1.20	February 18, 2002	Larry Kessler Jim Keniston	· For Formatting templates, added descriptions for event_type of "default", added descriptions for referencing members of structs, added statements about the use of templates in multithreaded environments, and added a return of EINVAL for evltemplate_initmgr() if it is called more than once by the same process. · Moved a section describing extensions to the POSIX standard under section 6.6. · Under Log Management, combined deletion and compact function in a function that does both. Also, removed --delete option from evlogmgr command. · Various updates to reflect a fundamental change where user-space events are no longer written to the kernel, but passed directly to the evlogd daemon via UNIX domain socket. · Removed --value option from the evlfacility command. This was removed to prevent users from "reserving" facility integer values so that a consistent algorithm for generating unique facility codes based on facility names (text strings) could be added at a later time. · Added APENDIX E - Date and Time formats
1.21	February 20, 2002	Larry Kessler	· Added section 6.2.3.4, new functions for registering facilities.
1.30	March 11, 2001	Larry Kessler	· Added new log_flags definitions for EVL_INITIAL_BOOT_EVENT and EVL_KERNTIME_LOCAL · Added new event_type EVLOG_REGISTER_FAC · Added --verify option to evlfacility command · Updated facility registration function descriptions, and separated kernel from user-space versions. · For formatting templates, added a new section describing use of templates with log_formats of POSIX_LOG_NODATA and POSIX_LOG_STRING. · Numerous changes to reflect a change in the naming convention for formatting template .to files from eventtype_facility.to to facility.to · Added Appendix F. Facility names and facility code creation
1.40	June 6, 2002	Larry Kessler	· Rewrite of Log Management section (Section 6.5). · Added EVL_INTERRUPT and EVL_PRINTK for log_flags in event record header. · Removal of "6.3 Filtering of Event Records" since there are no plans to provide this. · Added 6.7.1 Enhanced printk · Added "host" as a new non-standard attribute for evlview. · Addition of new evlview options: --newlines, --private, --datefmt, --syslog, and --recid.
1.41	December 6, 2002	Jim Keniston	· Revised template-related documentation: effect of $LANG on template search; .to files now named using hex numbers, not decimal; Heather's enhancements formatting of array attributes; const structs

[1] Note that if the dimension attribute is zero, the array attribute is formatted as a null string, and the array is assumed to occupy no space in the event record. Thus a “Boolean” dimension attribute (taking the value zero or one) can be used to indicate the presence or absence of one or more other “array” attributes.

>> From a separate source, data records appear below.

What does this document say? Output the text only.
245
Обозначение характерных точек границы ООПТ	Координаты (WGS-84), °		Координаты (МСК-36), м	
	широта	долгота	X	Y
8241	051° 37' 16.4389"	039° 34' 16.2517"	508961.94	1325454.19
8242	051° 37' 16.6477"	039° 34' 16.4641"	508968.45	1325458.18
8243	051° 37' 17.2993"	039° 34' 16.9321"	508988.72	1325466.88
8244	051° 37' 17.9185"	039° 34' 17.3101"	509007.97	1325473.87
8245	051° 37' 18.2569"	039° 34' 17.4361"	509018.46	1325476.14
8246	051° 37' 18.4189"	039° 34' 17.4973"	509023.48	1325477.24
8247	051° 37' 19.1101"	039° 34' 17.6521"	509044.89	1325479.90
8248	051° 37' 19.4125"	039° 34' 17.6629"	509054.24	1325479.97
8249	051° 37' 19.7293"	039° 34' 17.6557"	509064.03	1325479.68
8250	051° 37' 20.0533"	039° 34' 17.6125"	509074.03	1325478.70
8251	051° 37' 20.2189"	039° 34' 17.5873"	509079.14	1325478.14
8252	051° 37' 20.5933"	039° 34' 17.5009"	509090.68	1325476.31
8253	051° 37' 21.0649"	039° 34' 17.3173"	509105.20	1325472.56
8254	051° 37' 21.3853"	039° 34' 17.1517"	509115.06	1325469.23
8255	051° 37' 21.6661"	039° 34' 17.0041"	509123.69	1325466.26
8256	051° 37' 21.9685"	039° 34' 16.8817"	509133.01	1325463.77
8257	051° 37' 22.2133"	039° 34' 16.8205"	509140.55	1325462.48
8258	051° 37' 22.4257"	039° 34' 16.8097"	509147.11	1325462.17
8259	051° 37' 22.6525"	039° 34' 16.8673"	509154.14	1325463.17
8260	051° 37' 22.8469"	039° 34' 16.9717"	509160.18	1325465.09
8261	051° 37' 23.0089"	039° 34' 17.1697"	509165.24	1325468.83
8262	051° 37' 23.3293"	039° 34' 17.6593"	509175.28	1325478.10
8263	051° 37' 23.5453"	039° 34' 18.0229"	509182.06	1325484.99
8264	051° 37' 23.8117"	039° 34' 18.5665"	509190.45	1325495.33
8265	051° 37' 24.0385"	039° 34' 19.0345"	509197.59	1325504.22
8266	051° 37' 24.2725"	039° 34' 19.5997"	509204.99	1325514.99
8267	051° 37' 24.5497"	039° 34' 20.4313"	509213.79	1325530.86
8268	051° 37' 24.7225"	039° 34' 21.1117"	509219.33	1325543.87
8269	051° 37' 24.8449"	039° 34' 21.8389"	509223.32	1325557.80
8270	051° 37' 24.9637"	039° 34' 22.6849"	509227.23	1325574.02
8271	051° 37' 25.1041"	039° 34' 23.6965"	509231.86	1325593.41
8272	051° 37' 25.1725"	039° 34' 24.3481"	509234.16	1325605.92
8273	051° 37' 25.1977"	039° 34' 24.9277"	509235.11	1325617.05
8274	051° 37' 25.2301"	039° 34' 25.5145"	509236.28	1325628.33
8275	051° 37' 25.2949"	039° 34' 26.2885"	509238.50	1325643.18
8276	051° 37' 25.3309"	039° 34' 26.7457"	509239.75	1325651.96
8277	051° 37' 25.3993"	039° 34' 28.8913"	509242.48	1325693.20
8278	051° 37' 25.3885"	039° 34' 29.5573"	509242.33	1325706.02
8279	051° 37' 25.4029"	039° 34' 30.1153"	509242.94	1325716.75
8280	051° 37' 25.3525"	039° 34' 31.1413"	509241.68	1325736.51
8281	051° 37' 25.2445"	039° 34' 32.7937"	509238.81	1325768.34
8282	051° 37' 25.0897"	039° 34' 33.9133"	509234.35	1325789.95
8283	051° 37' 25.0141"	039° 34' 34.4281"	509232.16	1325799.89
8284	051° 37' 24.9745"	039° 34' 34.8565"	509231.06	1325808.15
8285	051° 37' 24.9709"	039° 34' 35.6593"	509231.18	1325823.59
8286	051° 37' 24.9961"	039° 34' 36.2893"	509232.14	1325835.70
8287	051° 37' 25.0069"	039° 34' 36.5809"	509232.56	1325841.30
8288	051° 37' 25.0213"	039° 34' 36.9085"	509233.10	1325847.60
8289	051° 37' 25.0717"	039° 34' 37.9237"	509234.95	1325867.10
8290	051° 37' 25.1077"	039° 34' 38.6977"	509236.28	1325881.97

[2] Since it’s a low-precision timer (1 Hz), we’ll probably just leave it in place once it’s started, rather than turning it on and off multiple times per second. Once it expires, it won’t be restarted until duplicates start accumulating again.

[3] The age of an event record is “now” (as returned by time()) minus the record’s time stamp. “Now” is computed each time the query is evaluated against a record, not once at the time of the call to posix_log_query_add().

[4] For example, ‘age > 7’ is equivalent to ‘age > “7d”’.